The longer I live, the more I’m persuaded that the heart holds tremendous healing power. When I ran ultramarathons, my best training runs were invariably marked by the feelings of an expansive heart; the worst were accompanied by the sad, discouraged feelings of a contracted heart.

Songs that came from deep inside, not secondhand from an iPod, freed tremendous energy and allowed me to run fast with ease. It depended on how thoroughly I could harmonize and purify the feelings of my heart. It wasn’t easy, but it was a dimension of running that was almost unbearably wonderful to explore. I expect that music, self-generated, will be a core tool of sports training in future times.

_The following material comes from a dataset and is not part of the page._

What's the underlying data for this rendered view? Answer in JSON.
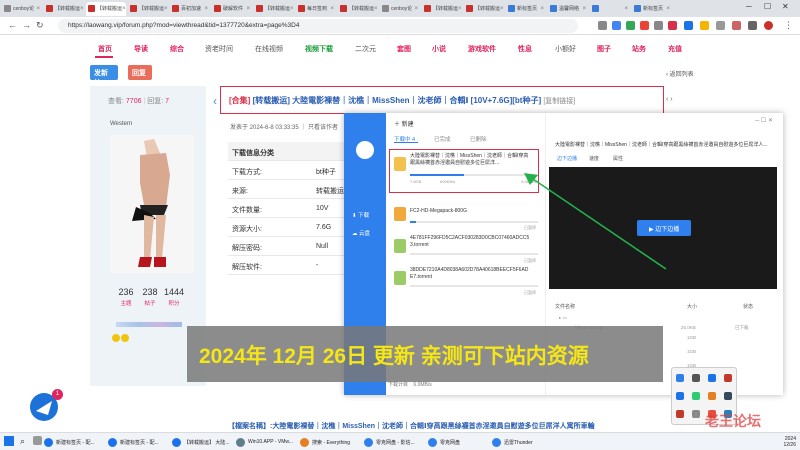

By the way, what are we to say of a culture that takes its musical inspiration from composers whose prefrontal cortices haven’t yet fully formed. The PFC is where the highest human faculties are localized in the brain; it doesn’t mature completely until age 24 to 30 – until then, people are more easily swayed by indiscriminate emotions.

Mystery author Robert B. Parker has his middle-aged private-eye, Spenser, observe that rock music sounds to him like beer cans being fed through a trash compactor. Perhaps drums and guitars should be licensed, with a minimum age requirement of thirty.

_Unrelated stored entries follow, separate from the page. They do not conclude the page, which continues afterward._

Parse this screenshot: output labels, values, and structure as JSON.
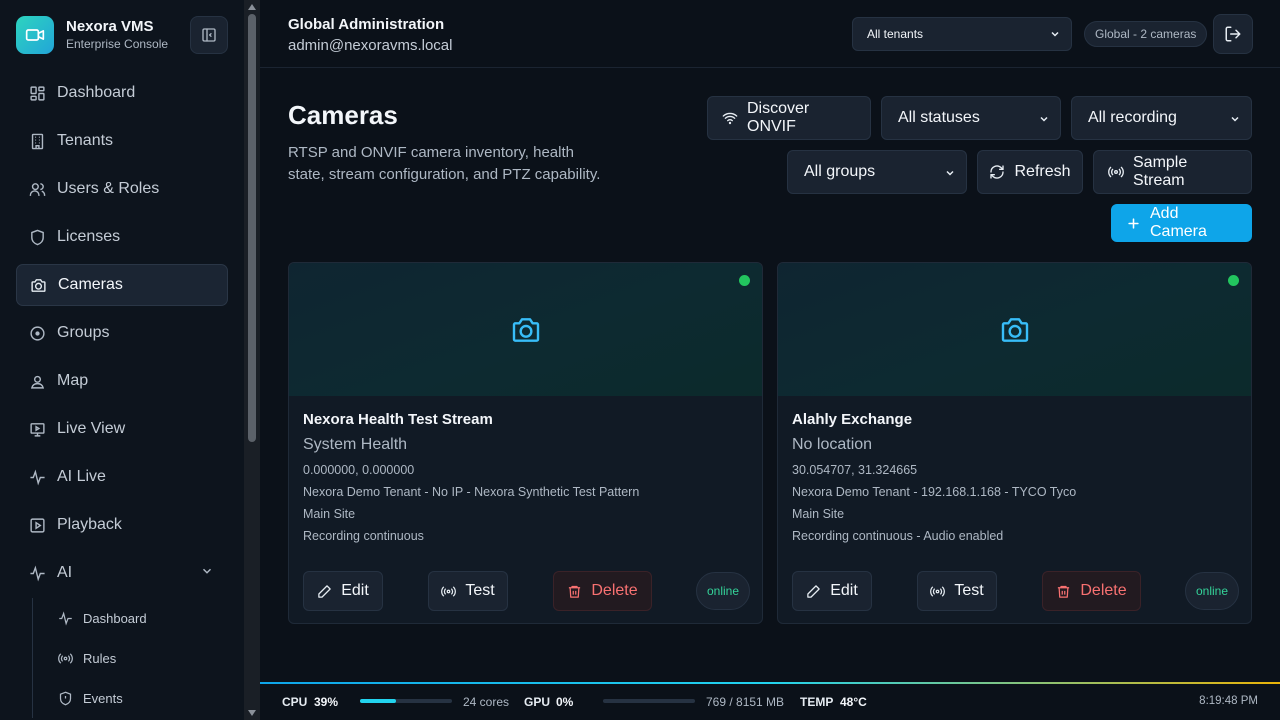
{
  "brand": {
    "name": "Nexora VMS",
    "subtitle": "Enterprise Console"
  },
  "sidebar": {
    "items": [
      {
        "label": "Dashboard",
        "icon": "dashboard-icon"
      },
      {
        "label": "Tenants",
        "icon": "building-icon"
      },
      {
        "label": "Users & Roles",
        "icon": "users-icon"
      },
      {
        "label": "Licenses",
        "icon": "shield-icon"
      },
      {
        "label": "Cameras",
        "icon": "camera-icon",
        "active": true
      },
      {
        "label": "Groups",
        "icon": "target-icon"
      },
      {
        "label": "Map",
        "icon": "map-pin-icon"
      },
      {
        "label": "Live View",
        "icon": "monitor-icon"
      },
      {
        "label": "AI Live",
        "icon": "activity-icon"
      },
      {
        "label": "Playback",
        "icon": "play-square-icon"
      },
      {
        "label": "AI",
        "icon": "activity-icon",
        "expanded": true
      }
    ],
    "ai_subitems": [
      {
        "label": "Dashboard",
        "icon": "activity-icon"
      },
      {
        "label": "Rules",
        "icon": "broadcast-icon"
      },
      {
        "label": "Events",
        "icon": "shield-icon"
      }
    ]
  },
  "header": {
    "title": "Global Administration",
    "user": "admin@nexoravms.local",
    "tenant_select": "All tenants",
    "scope_badge": "Global - 2 cameras"
  },
  "page": {
    "title": "Cameras",
    "description": "RTSP and ONVIF camera inventory, health state, stream configuration, and PTZ capability.",
    "discover_label": "Discover ONVIF",
    "status_filter": "All statuses",
    "recording_filter": "All recording",
    "group_filter": "All groups",
    "refresh_label": "Refresh",
    "sample_label": "Sample Stream",
    "add_label": "Add Camera"
  },
  "cameras": [
    {
      "name": "Nexora Health Test Stream",
      "location": "System Health",
      "coords": "0.000000, 0.000000",
      "details": "Nexora Demo Tenant - No IP - Nexora Synthetic Test Pattern",
      "site": "Main Site",
      "recording": "Recording continuous",
      "status": "online",
      "edit": "Edit",
      "test": "Test",
      "delete": "Delete"
    },
    {
      "name": "Alahly Exchange",
      "location": "No location",
      "coords": "30.054707, 31.324665",
      "details": "Nexora Demo Tenant - 192.168.1.168 - TYCO Tyco",
      "site": "Main Site",
      "recording": "Recording continuous - Audio enabled",
      "status": "online",
      "edit": "Edit",
      "test": "Test",
      "delete": "Delete"
    }
  ],
  "statusbar": {
    "cpu_label": "CPU",
    "cpu_value": "39%",
    "cpu_fraction": 0.39,
    "cpu_cores": "24 cores",
    "gpu_label": "GPU",
    "gpu_value": "0%",
    "gpu_fraction": 0.0,
    "gpu_mem": "769 / 8151 MB",
    "temp_label": "TEMP",
    "temp_value": "48°C",
    "time": "8:19:48 PM"
  },
  "colors": {
    "accent": "#0ea5e9",
    "online": "#22c55e",
    "danger": "#f87171",
    "brand_gradient_start": "#2dd4bf"
  }
}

Last Saturday I drove to San Francisco and ran for two hours by the Bay. At one point a middle-aged man passed me going the other way, singing loudly. He had a short, stocky Kapha body. The words he sang were strange and disjointed, as if he were trying to tune his heart and not quite finding the right chords, like a sitar player tuning his instrument. Yet he looked quite happy.

Years ago, on the Stanford campus, after running and singing silently for an hour, I felt so joyful that I could not resist singing aloud:

If you’re seeking freedom,
Seek it on the mountains,
God’s sunlight on your shoulders,
The wind in your hair.
For there’s no one can hold you,
Boss about, or mold you.
Once your heart is free,
You’ll be king everywhere.

I turned and realized that a young Stanford student had been running behind me – she was athletic, tanned, and as our eyes met a smile of pure delight spread over her face.

Returning to Stanford forty-two years after I left, I have the good sense to avoid the main quad and academic buildings with their odor of blue books and scholarly sweat.

When I run at Stanford now, I wind through the athletic complex, under the eucalyptus trees, and into the hills. Back at Stanford, I’ve begun to find my heart again. I’m learning how to sing.